Therein lies the central irony of this manufactured controversy: the crime Tharoor has committed, apparently, is to talk to the people of this country without the intervening filter of the “media”.

So why do we call ourselves a democracy, again?

For instance, had a journalist approached Tharoor after the new visa norms were introduced and asked him if he, as a minister, thought the new rule would make India safer, what should he have said?

Yes? That is a patently stupid answer, since it clearly does nothing of the kind. What if he had answered, no? What if he had said to the journalist what he ended up saying on Twitter? The media would have  lauded him for his frankness, and trained its guns on the twit who framed the asinine law in the first place.

While I was writing this post, I had a call from TimesNow, asking me to appear on Arnab Goswami’s show tonight, on a panel that will debate this issue. The Times journo who called told me there are two sides to this debate: one, the side I am on, which says there is no harm in a minister speaking his mind, whether in a news forum or directly through social media. And the other, he said, was the side, represented by the Krishnas of this world, which says Tharoor had broken the rule governing what ministers can talk about.

Wait a minute, I asked — is there a rule that says ministers cannot speak on Twitter or through any other means, directly to the people?

The journalist said, actually, no there isn’t.

Repeat: there is no rule, no norm anywhere that prevents Tharoor from posting his thoughts directly to the people who elected him. Yes, there is the Official Secrets Act — but that does not cover a law that is public knowledge anyway, nor does it cover a man’s opinion, even if that man happens to be a minister.

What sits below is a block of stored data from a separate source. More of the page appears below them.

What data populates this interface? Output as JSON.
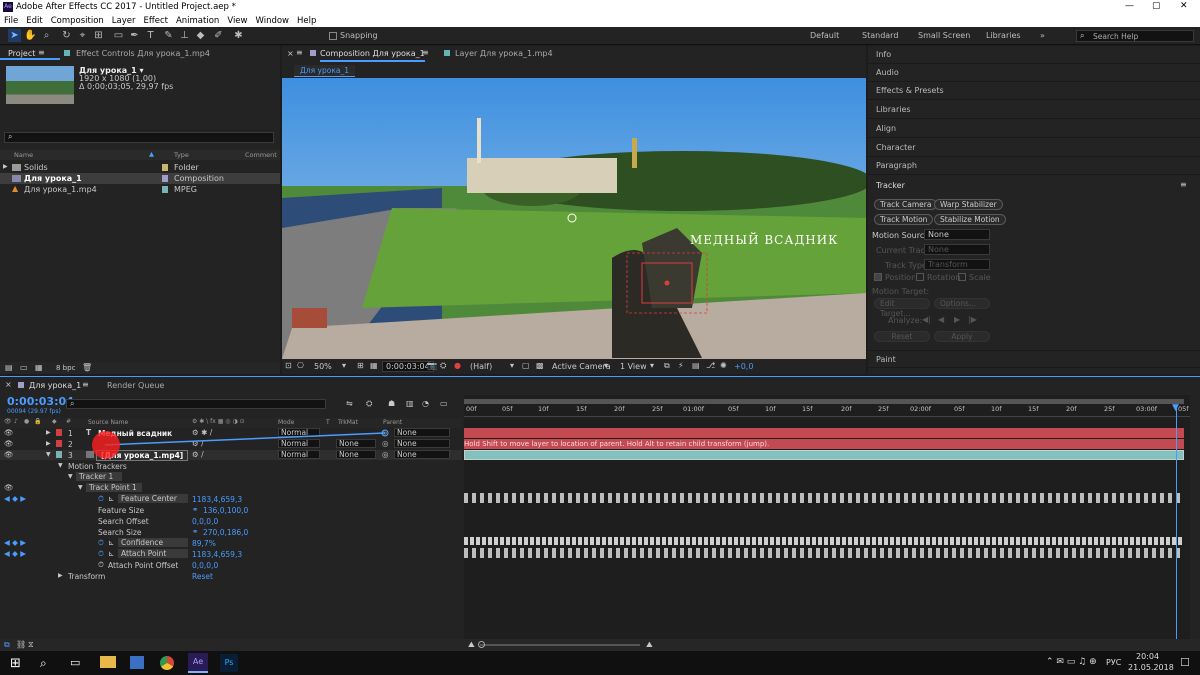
{
  "window": {
    "title": "Adobe After Effects CC 2017 - Untitled Project.aep *"
  },
  "menu": [
    "File",
    "Edit",
    "Composition",
    "Layer",
    "Effect",
    "Animation",
    "View",
    "Window",
    "Help"
  ],
  "toolbar": {
    "snapping": "Snapping",
    "workspaces": [
      "Default",
      "Standard",
      "Small Screen",
      "Libraries"
    ],
    "search": "Search Help"
  },
  "project": {
    "tab": "Project",
    "effect_tab": "Effect Controls Для урока_1.mp4",
    "comp_name": "Для урока_1 ▾",
    "comp_size": "1920 x 1080 (1,00)",
    "comp_duration": "Δ 0;00;03;05, 29,97 fps",
    "columns": {
      "name": "Name",
      "type": "Type",
      "comment": "Comment"
    },
    "items": [
      {
        "name": "Solids",
        "type": "Folder"
      },
      {
        "name": "Для урока_1",
        "type": "Composition"
      },
      {
        "name": "Для урока_1.mp4",
        "type": "MPEG"
      }
    ],
    "bpc": "8 bpc"
  },
  "viewer": {
    "comp_tab": "Composition Для урока_1",
    "layer_tab": "Layer Для урока_1.mp4",
    "breadcrumb": "Для урока_1",
    "overlay_text": "МЕДНЫЙ ВСАДНИК",
    "zoom": "50%",
    "timecode": "0:00:03:04",
    "resolution": "(Half)",
    "camera": "Active Camera",
    "views": "1 View",
    "exposure": "+0,0"
  },
  "side": {
    "items": [
      "Info",
      "Audio",
      "Effects & Presets",
      "Libraries",
      "Align",
      "Character",
      "Paragraph"
    ],
    "tracker_title": "Tracker",
    "buttons": [
      "Track Camera",
      "Warp Stabilizer",
      "Track Motion",
      "Stabilize Motion"
    ],
    "motion_source_label": "Motion Source:",
    "motion_source": "None",
    "current_track": "Current Track:",
    "current_track_val": "None",
    "track_type": "Track Type:",
    "track_type_val": "Transform",
    "position": "Position",
    "rotation": "Rotation",
    "scale": "Scale",
    "motion_target": "Motion Target:",
    "edit_target": "Edit Target...",
    "options": "Options...",
    "analyze": "Analyze:",
    "reset": "Reset",
    "apply": "Apply",
    "paint": "Paint"
  },
  "timeline": {
    "tab": "Для урока_1",
    "render_tab": "Render Queue",
    "timecode": "0:00:03:04",
    "frames": "00094 (29.97 fps)",
    "columns": {
      "source": "Source Name",
      "mode": "Mode",
      "t": "T",
      "trkmat": "TrkMat",
      "parent": "Parent"
    },
    "layers": [
      {
        "num": "1",
        "name": "Медный всадник",
        "mode": "Normal",
        "trkmat": "",
        "parent": "None"
      },
      {
        "num": "2",
        "name": "",
        "mode": "Normal",
        "trkmat": "None",
        "parent": "None"
      },
      {
        "num": "3",
        "name": "[Для урока_1.mp4]",
        "mode": "Normal",
        "trkmat": "None",
        "parent": "None"
      }
    ],
    "props": {
      "motion_trackers": "Motion Trackers",
      "tracker1": "Tracker 1",
      "track_point": "Track Point 1",
      "feature_center": "Feature Center",
      "feature_center_val": "1183,4,659,3",
      "feature_size": "Feature Size",
      "feature_size_val": "136,0,100,0",
      "search_offset": "Search Offset",
      "search_offset_val": "0,0,0,0",
      "search_size": "Search Size",
      "search_size_val": "270,0,186,0",
      "confidence": "Confidence",
      "confidence_val": "89,7%",
      "attach_point": "Attach Point",
      "attach_point_val": "1183,4,659,3",
      "attach_offset": "Attach Point Offset",
      "attach_offset_val": "0,0,0,0",
      "transform": "Transform",
      "transform_val": "Reset"
    },
    "ruler": [
      "00f",
      "05f",
      "10f",
      "15f",
      "20f",
      "25f",
      "01:00f",
      "05f",
      "10f",
      "15f",
      "20f",
      "25f",
      "02:00f",
      "05f",
      "10f",
      "15f",
      "20f",
      "25f",
      "03:00f",
      "05f"
    ],
    "hint": "Hold Shift to move layer to location of parent. Hold Alt to retain child transform (jump)."
  },
  "taskbar": {
    "lang": "РУС",
    "time": "20:04",
    "date": "21.05.2018"
  }
}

So here’s the question: by what law do the Krishnas of this world seek to hinder Tharoor’s freedom of speech?

Frankly, this nonsense needs to stop. And the media — large sections of which appear to be angst-ridden that a minister, rather than give them “exclusives”, talks directly to the public — needs to play the lead role in stopping this, where today it is acting as an echo chamber that amplifies “controversies” where none need exist.

You can, too. Follow Shashi Tharoor on Twitter — at last count, over 500,000 people already do. In doing that, we encourage openness among those we select to represent us in Parliament, to make our laws for us. And you flip the bird at those in government who would treat us, the citizens of this country, as farmers treat mushrooms: by keeping us in the dark and feeding us unadulterated bullshit.